I’m writing a C++ extension to optimize the performance of a custom function. As a starting point I’m only focused on the CPU version.
My optimized version should in principle be faster by ~30%.
However, it runs in about the same time. Below are my code:
Unoptimized version:
torch::Tensor symsum_forward_unoptimized(torch::Tensor input){
const int shift = input.size(1) / 2;
float data[] = {0};
const torch::Tensor& zero = torch::from_blob(data, {});
auto relu = torch::maximum(input, zero);
auto inv_relu = torch::minimum(input, zero);
auto output = torch::roll(inv_relu, shift, 1) + relu;
return output;
}
Optimized version:
torch::Tensor symsum_forward_ptr(torch::Tensor input){
// Create and initialize the output tensor.

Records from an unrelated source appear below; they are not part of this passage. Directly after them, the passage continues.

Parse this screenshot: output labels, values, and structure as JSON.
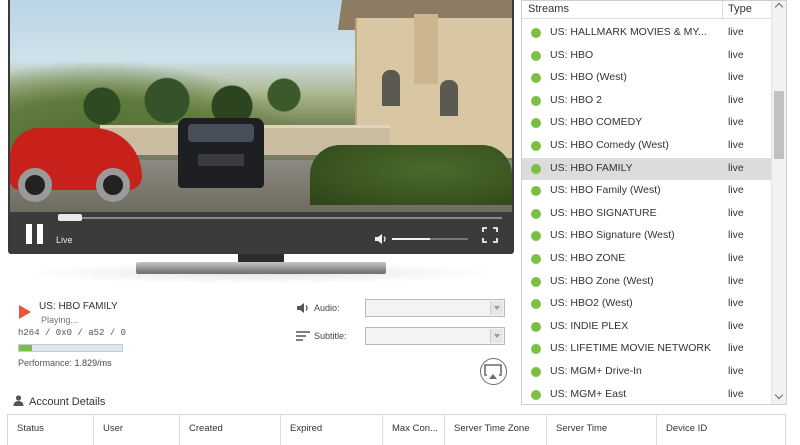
{
  "player": {
    "live_label": "Live",
    "progress": 0.05,
    "volume": 0.5
  },
  "now_playing": {
    "channel": "US: HBO FAMILY",
    "status": "Playing...",
    "codec": "h264 / 0x0 / a52  / 0",
    "performance_label": "Performance:",
    "performance_value": "1.829/ms",
    "performance_fill": 0.13
  },
  "audio": {
    "label": "Audio:",
    "value": ""
  },
  "subtitle": {
    "label": "Subtitle:",
    "value": ""
  },
  "account": {
    "title": "Account Details",
    "columns": [
      "Status",
      "User",
      "Created",
      "Expired",
      "Max Con...",
      "Server Time Zone",
      "Server Time",
      "Device ID"
    ]
  },
  "streams": {
    "header_streams": "Streams",
    "header_type": "Type",
    "status_color": "#7bc043",
    "items": [
      {
        "name": "US: HALLMARK MOVIES & MY...",
        "type": "live",
        "selected": false
      },
      {
        "name": "US: HBO",
        "type": "live",
        "selected": false
      },
      {
        "name": "US: HBO (West)",
        "type": "live",
        "selected": false
      },
      {
        "name": "US: HBO 2",
        "type": "live",
        "selected": false
      },
      {
        "name": "US: HBO COMEDY",
        "type": "live",
        "selected": false
      },
      {
        "name": "US: HBO Comedy (West)",
        "type": "live",
        "selected": false
      },
      {
        "name": "US: HBO FAMILY",
        "type": "live",
        "selected": true
      },
      {
        "name": "US: HBO Family (West)",
        "type": "live",
        "selected": false
      },
      {
        "name": "US: HBO SIGNATURE",
        "type": "live",
        "selected": false
      },
      {
        "name": "US: HBO Signature (West)",
        "type": "live",
        "selected": false
      },
      {
        "name": "US: HBO ZONE",
        "type": "live",
        "selected": false
      },
      {
        "name": "US: HBO Zone (West)",
        "type": "live",
        "selected": false
      },
      {
        "name": "US: HBO2 (West)",
        "type": "live",
        "selected": false
      },
      {
        "name": "US: INDIE PLEX",
        "type": "live",
        "selected": false
      },
      {
        "name": "US: LIFETIME MOVIE NETWORK",
        "type": "live",
        "selected": false
      },
      {
        "name": "US: MGM+ Drive-In",
        "type": "live",
        "selected": false
      },
      {
        "name": "US: MGM+ East",
        "type": "live",
        "selected": false
      }
    ]
  }
}
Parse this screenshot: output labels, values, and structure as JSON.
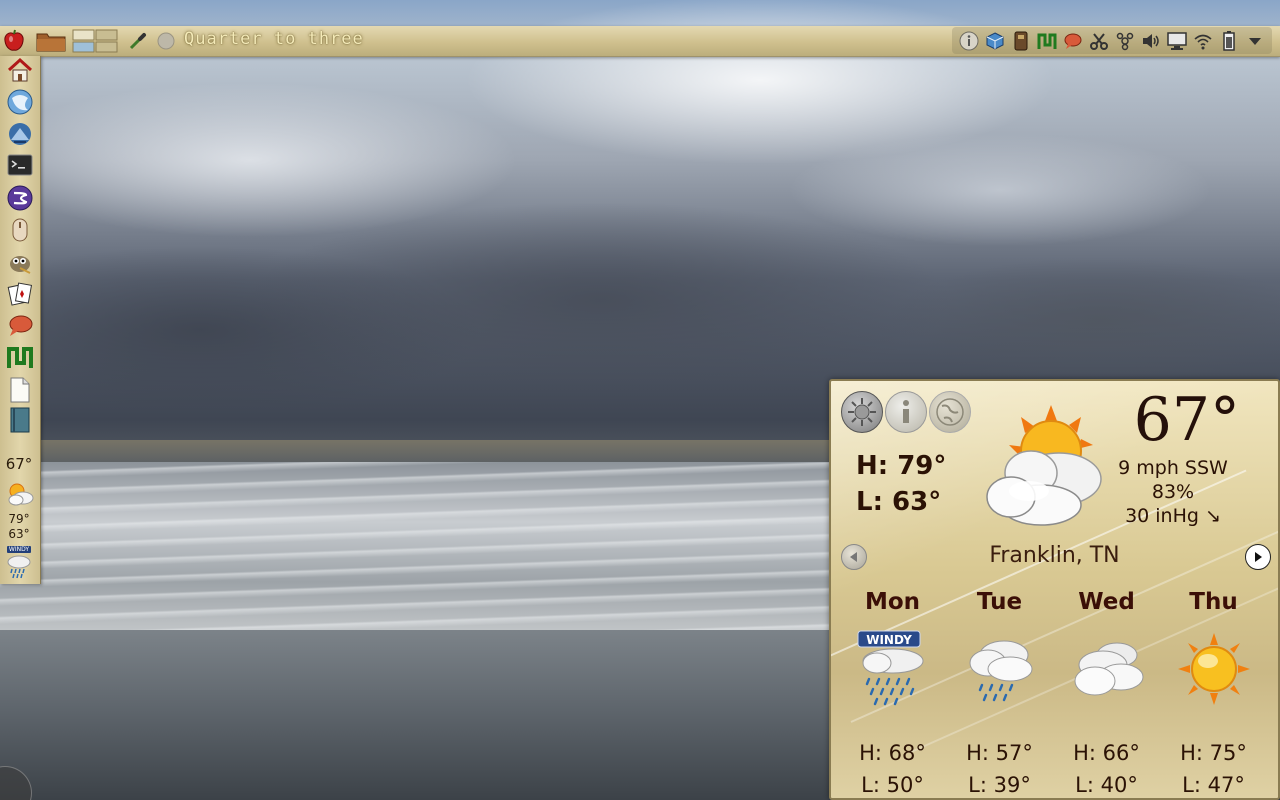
{
  "panel": {
    "title": "Quarter to three",
    "launchers": [
      "app-menu-icon",
      "folder-icon",
      "workspace-switcher-icon",
      "color-picker-icon",
      "dot-icon"
    ],
    "tray": [
      "info-icon",
      "package-icon",
      "usb-icon",
      "graph-icon",
      "chat-icon",
      "scissors-icon",
      "bluetooth-icon",
      "volume-icon",
      "display-icon",
      "wifi-icon",
      "battery-icon",
      "menu-arrow-icon"
    ]
  },
  "dock": {
    "items": [
      "home-icon",
      "browser-icon",
      "thunderbird-icon",
      "terminal-icon",
      "emacs-icon",
      "mouse-icon",
      "gimp-icon",
      "cards-icon",
      "chat-icon",
      "graph-icon",
      "document-icon",
      "notebook-icon"
    ],
    "temp": "67°",
    "hi": "79°",
    "lo": "63°",
    "forecast_badge": "WINDY"
  },
  "weather": {
    "current_temp": "67°",
    "high": "H: 79°",
    "low": "L: 63°",
    "wind": "9 mph SSW",
    "humidity": "83%",
    "pressure": "30 inHg ↘",
    "location": "Franklin, TN",
    "forecast": [
      {
        "day": "Mon",
        "icon": "windy-rain-icon",
        "badge": "WINDY",
        "hi": "H: 68°",
        "lo": "L: 50°"
      },
      {
        "day": "Tue",
        "icon": "rain-icon",
        "hi": "H: 57°",
        "lo": "L: 39°"
      },
      {
        "day": "Wed",
        "icon": "cloudy-icon",
        "hi": "H: 66°",
        "lo": "L: 40°"
      },
      {
        "day": "Thu",
        "icon": "sunny-icon",
        "hi": "H: 75°",
        "lo": "L: 47°"
      }
    ]
  }
}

const torch::Tensor& output = torch::zeros_like(input);
// Batch stride is needed for pointer arithmetic.
const int batch_stride = input.strides()[0];
const int half_batch_stride = batch_stride / 2;
// Define and initialize `input` and `output` tensor pointer
float *in_i1 = input.data_ptr<float>(); // input index 1
float *in_i2 = in_i1 + half_batch_stride; // input index 2
float *out_i1 = output.data_ptr<float>(); //output index 1
float *out_i2 = out_i1 + half_batch_stride; //output index 2
// Define initialize end of batch and end of tensor pointers for `input`
float *batch_end = in_i2 + half_batch_stride;
const float* end = input.data_ptr<float>() + input.numel();
// This loop goes over samples in the batch
while(in_i2 < end){
// This loop goes over elements in a sample
while (in_i2 < batch_end){
// `std::signbit` is used instead of `(*in_i1) < 0`. It is faster.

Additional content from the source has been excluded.